Penalties for non-compliance range from fines of AED 50,000 to AED 500,000,000 (up to $136,000,000) and may include imprisonment.

Importantly, this applies not just to entities operating within the UAE but also to those whose products are accessible from within the country.

Licensing now applies to wallets, APIs and even analytics

The most consequential element of the new law is found in Article 62. It grants the Central Bank control over any technology that “engages in, offers, issues, or facilitates” financial activity.

The wording is broad enough to encompass self-custodial wallets, API services, blockchain explorers, analytics platforms, and even decentralised protocols.

This marks a fundamental change in how crypto infrastructure is regulated in the UAE.

Previously, licensing obligations focused on traditional financial entities, but the updated framework shifts this focus to include software and data tools.

According to developer analysis, even public-facing tools such as CoinMarketCap and open-source Bitcoin wallets may now require licensing to remain accessible within the UAE.

For the first time, developers may face criminal penalties for offering unlicensed crypto tools, even if they are based abroad.

This extension of jurisdiction signals a new regulatory posture that treats access to crypto as tightly as its ownership or exchange.

Communications and marketing now fall under regulation

The crackdown does not stop at financial infrastructure. Article 61 of the same law defines the marketing, promotion, or advertising of financial services as a licensable activity.

In practice, this means that simply hosting a website, publishing an article, or sharing a tweet about an unlicensed crypto service could be considered a legal violation if that content reaches UAE residents.

This change dramatically expands the compliance footprint for companies and developers.

Gibson Dunn highlights that these provisions materially broaden the enforcement perimeter, especially for firms with no formal presence in the UAE.

The law applies to communications that originate outside the country but are accessible inside it.

The result is a regulatory landscape where developers, content creators, and infrastructure providers must weigh whether their platforms are indirectly accessible by users in the UAE.

In many cases, avoiding legal exposure may require disabling access or halting service altogether.

Dubai’s free zones no longer shield crypto services

Over recent years, the UAE has positioned itself as a hub for blockchain innovation.

Jurisdictions such as Dubai’s Virtual Assets Regulatory Authority (VARA) and Abu Dhabi Global Market (ADGM) attracted global attention with purpose-built crypto licensing frameworks.

However, the new federal law overrides these free-zone arrangements, asserting Central Bank control nationwide.

Federal law supersedes any rules introduced by the UAE’s free zones, effectively dissolving the regulatory arbitrage that once drew companies to Dubai.

The broader context includes the country’s history of digital restrictions.

For instance, WhatsApp voice calls remain blocked across the UAE, reinforcing a consistent policy approach to centralised control over communications and digital tools.

While this may bring the UAE in closer alignment with international pressure from groups like the Financial Action Task Force, it also puts crypto service providers in a difficult position.

In other jurisdictions facing similar pressure, firms have withdrawn entirely to avoid enforcement risk.

Enforcement begins in 2026, with further rules expected

Entities have a one-year window from 16 September 2025 to come into compliance.
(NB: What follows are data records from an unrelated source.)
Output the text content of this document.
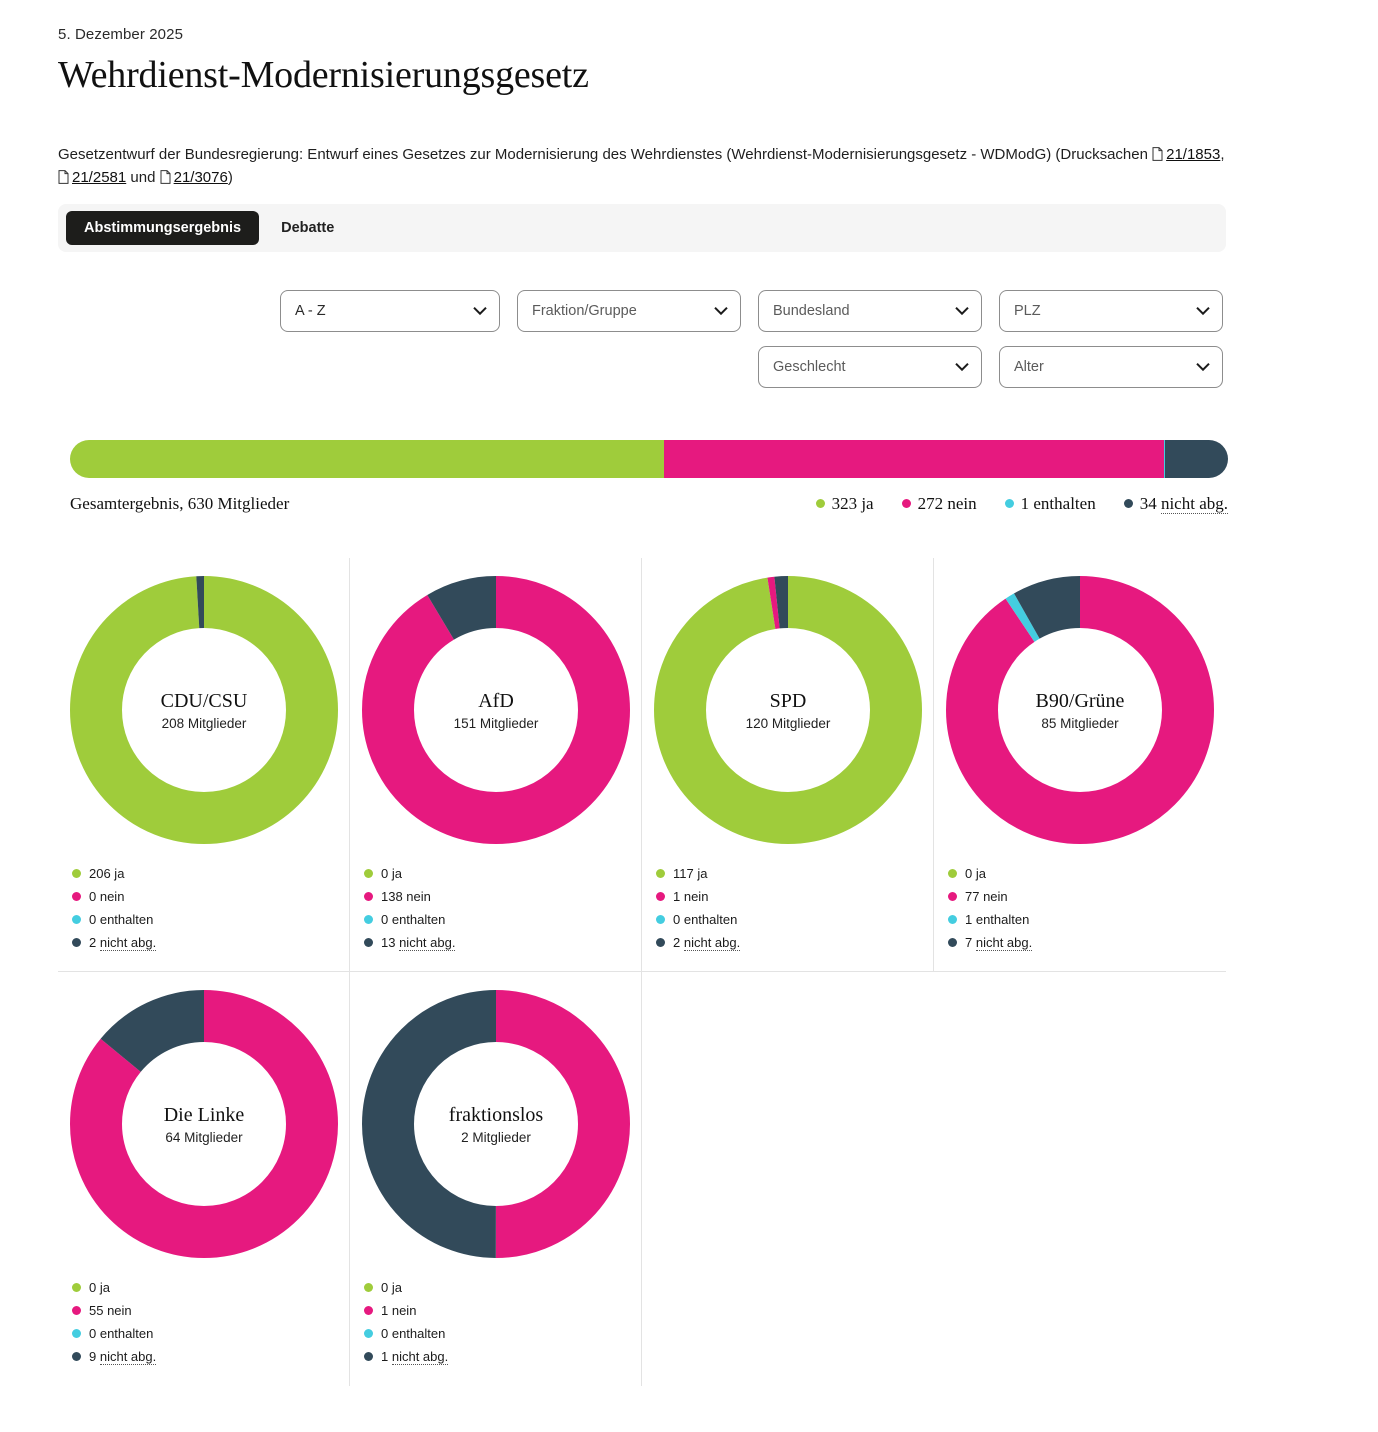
5. Dezember 2025
Wehrdienst-Modernisierungsgesetz
Gesetzentwurf der Bundesregierung: Entwurf eines Gesetzes zur Modernisierung des Wehrdienstes (Wehrdienst-Modernisierungsgesetz - WDModG) (Drucksachen 21/1853, 21/2581 und 21/3076)
Abstimmungsergebnis	Debatte
A - Z	Fraktion/Gruppe	Bundesland	PLZ
Geschlecht	Alter
Gesamtergebnis, 630 Mitglieder	323 ja	272 nein	1 enthalten	34 nicht abg.
CDU/CSU
208 Mitglieder
206 ja
0 nein
0 enthalten
2 nicht abg.
AfD
151 Mitglieder
0 ja
138 nein
0 enthalten
13 nicht abg.
SPD
120 Mitglieder
117 ja
1 nein
0 enthalten
2 nicht abg.
B90/Grüne
85 Mitglieder
0 ja
77 nein
1 enthalten
7 nicht abg.
Die Linke
64 Mitglieder
0 ja
55 nein
0 enthalten
9 nicht abg.
fraktionslos
2 Mitglieder
0 ja
1 nein
0 enthalten
1 nicht abg.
This grace period may be extended at the discretion of the Central Bank.

During this time, further regulations are expected to clarify how these broad rules will be applied in practice.

Despite this, the scope of the law is already causing concern.

The language around facilitation and communication, combined with the severe penalties under Article 170, suggests that firms offering crypto tools globally must now consider the risk of incidental exposure to UAE users.

For software developers and platform operators, this marks a significant departure from the norms of decentralised access and open-source innovation.